On some B.C. streets, 30 might soon be the new 50 for default speed limits

The B.C. government’s pilot program allowing electric scooters in six municipalities could be a warm-up to a much larger transportation pilot later this year. 

Saanich has joined Victoria in asking for citywide 30 km/h defaults on side streets in pilot program

Neighbourhood slow zone road sign on Woodland Drive in Vancouver, British Columbia on Wednesday, March 3, 2021. (Maggie MacPherson/CBC)

The B.C. government's pilot program allowing electric scooters in six municipalities could be a warm-up to a much larger transportation pilot later this year. 

On Monday Saanich council voted unanimously to modify its request to the province for an anticipated pilot project that would allow reductions to the default speed limit on most streets.

Under the Motor Vehicle Act, the default speed limit is currently 50 km/h, unless there are signs indicating a different speed. 

Saanich is now asking for a 30 km/h default on all streets without a continuous centre line, after originally asking for 40 km/h. 

"There's better safety outcomes, there's fewer accidents and less severe accidents, and those benefits are even more significant when you go down from 40 to 30," said Saanich Councillor Rebecca Mersereau.

Victoria is also asking for a 30 km/h pilot project for side streets, while other Greater Victoria municipalities are looking at a 40 km/h proposal. 

Mersereau said a reduced speed limit would have plenty of benefits in Saanich, particularly in many of the older suburban neighbourhoods that were built without sidewalks. 

"In the absence of having millions of dollars to fix that infrastructure deficit, it made sense for us to be more ambitious ... and try to address that challenge."

Stopping commuter shortcuts

Similar citywide proposals to reduce the speed limit aren't being actively considered in Metro Vancouver, but many municipalities have been reducing speed limits in certain areas in recent months. 

This includes Burnaby lengthening the time that school zone speed limits are in place to 7 a.m. to 10 p.m. each day (previously it was 8 a.m. to 5 p.m.), and North Vancouver creating a new 30 km/h zone around Ridgeway elementary. 

In Vancouver, a 30 km/h zone has recently been put in place in the Grandview-Woodland neighbourhood, and Councillor Pete Fry says the feedback has been positive.
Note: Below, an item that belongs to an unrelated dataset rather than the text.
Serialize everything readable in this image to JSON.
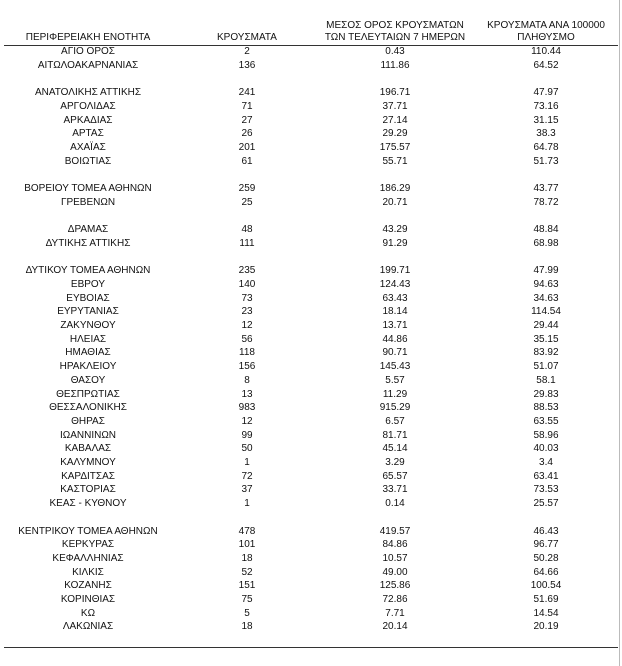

"By and large most folks driving down residential side streets … are likely travelling at closer to 30 km/h in the first place," he said.

"[But] it's driven the commuter interest out of the neighbourhood, and really what you're seeing more of is people who live or work in that vicinity, and they're driving appropriately slowly because it's important to them to not grievously injure their neighbours." 

Fry says he is hopeful the province will recognize the interest in lowering default speed limits across B.C. if it moves forward with pilot projects later this year. 

"I hope [they] are recognizing that we are kind of at a paradigm shift of how we treat public spaces and public roads," he said.

"I know there's been some resistance to this in the past because it seems like a fundamental change … but we're not impacting the arterial movement of goods and services, and highways and freeways. We're focusing on the majority of the road network, which are residential side streets without a centre line."